Una anécdota de aquel travieso señor Torres

EL “LOCO” AL GALOPE. Ilustración de Eusevi en el artículo de “Caras y Caretas” de 1899 sobre don José Vicente Torres. la gaceta / archivo EL “LOCO” AL GALOPE. Ilustración de Eusevi en el artículo de “Caras y Caretas” de 1899 sobre don José Vicente Torres. la gaceta / archivo
Entre nuestros personajes característicos, en los comienzos del siglo XIX, se destacaba don José Vicente Torres, un sanjuanino radicado y casado en Tucumán. Tenía una casa en la ciudad, y otra en el actual parque 9 de Julio: es la que –salvada milagrosamente de la piqueta- alojó muchos años al Polo Club, y donde hoy funciona la Escuela Municipal de Jardinería “Carlos Thays”.

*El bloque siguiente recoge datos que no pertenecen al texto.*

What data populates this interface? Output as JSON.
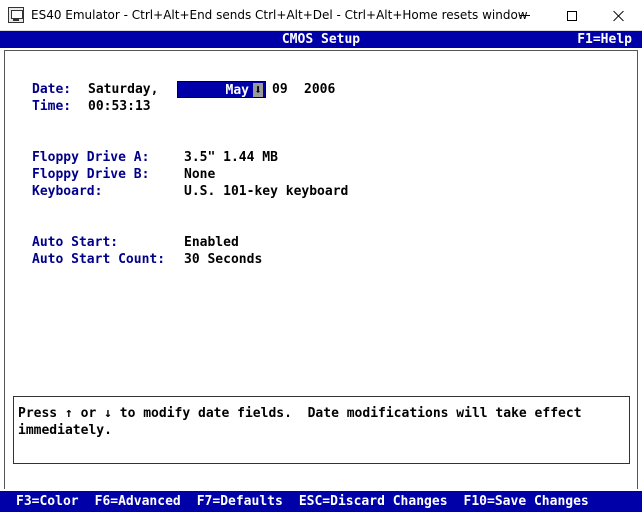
{
  "window": {
    "title": "ES40 Emulator - Ctrl+Alt+End sends Ctrl+Alt+Del - Ctrl+Alt+Home resets window",
    "icon": "monitor-icon"
  },
  "header": {
    "title": "CMOS Setup",
    "help": "F1=Help"
  },
  "fields": {
    "date_label": "Date:",
    "date_weekday": "Saturday,",
    "date_month": "May",
    "date_arrow": "⬇",
    "date_day": "09",
    "date_year": "2006",
    "time_label": "Time:",
    "time_value": "00:53:13",
    "floppy_a_label": "Floppy Drive A:",
    "floppy_a_value": "3.5\" 1.44 MB",
    "floppy_b_label": "Floppy Drive B:",
    "floppy_b_value": "None",
    "keyboard_label": "Keyboard:",
    "keyboard_value": "U.S. 101-key keyboard",
    "auto_start_label": "Auto Start:",
    "auto_start_value": "Enabled",
    "auto_start_count_label": "Auto Start Count:",
    "auto_start_count_value": "30 Seconds"
  },
  "help_box": {
    "text": "Press ↑ or ↓ to modify date fields.  Date modifications will take effect immediately."
  },
  "function_keys": [
    {
      "label": "F3=Color"
    },
    {
      "label": "F6=Advanced"
    },
    {
      "label": "F7=Defaults"
    },
    {
      "label": "ESC=Discard Changes"
    },
    {
      "label": "F10=Save Changes"
    }
  ],
  "colors": {
    "bar_blue": "#0000a8",
    "label_blue": "#00008b",
    "background": "#ffffff"
  }
}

Torres era un hombre excéntrico y afecto a las bromas pesadas. Esto le había granjeado el apodo de “El Loco Torres”, y así lo llamaba todo el mundo. De sus hazañas jocosas, la tradición ha conservado un largo anecdotario. La revista porteña “Caras y Caretas”, en 1899, publicó –con una errata en el nombre- el artículo de Ernesto Cabrera, “Una aventura del Loco Torres”, lo que demuestra que su fama había trascendido las fronteras locales.

Cuenta la nota de Cabrera que, en la década de 1840, tiempos del gobernador rosista Celedonio Gutiérrez, un edicto había prohibido terminantemente que, durante la celebración del Carnaval se circulase a caballo dentro de los límites de la ciudad.

Sucedió que, de pronto, apareció Torres montado en un brioso caballo y, a todo galope, cruzó la plaza Independencia. Llevaba una galera adornada con una plumita verde. La guardia del Cabildo –hoy Casa de Gobierno- lo detuvo inmediatamente, y lo increpó por su descarada infracción al edicto. Sin inmutarse, Torres desafió al oficial, ofreciendo 10.000 pesos si le probara la infracción. El oficial echó una rápida mirada a la cabalgadura y, comprendiendo la picardía, no tuvo más remedio que dejarlo ir. Ocurría que el edicto prohibía circular “a caballo”, y Torres montaba una yegua.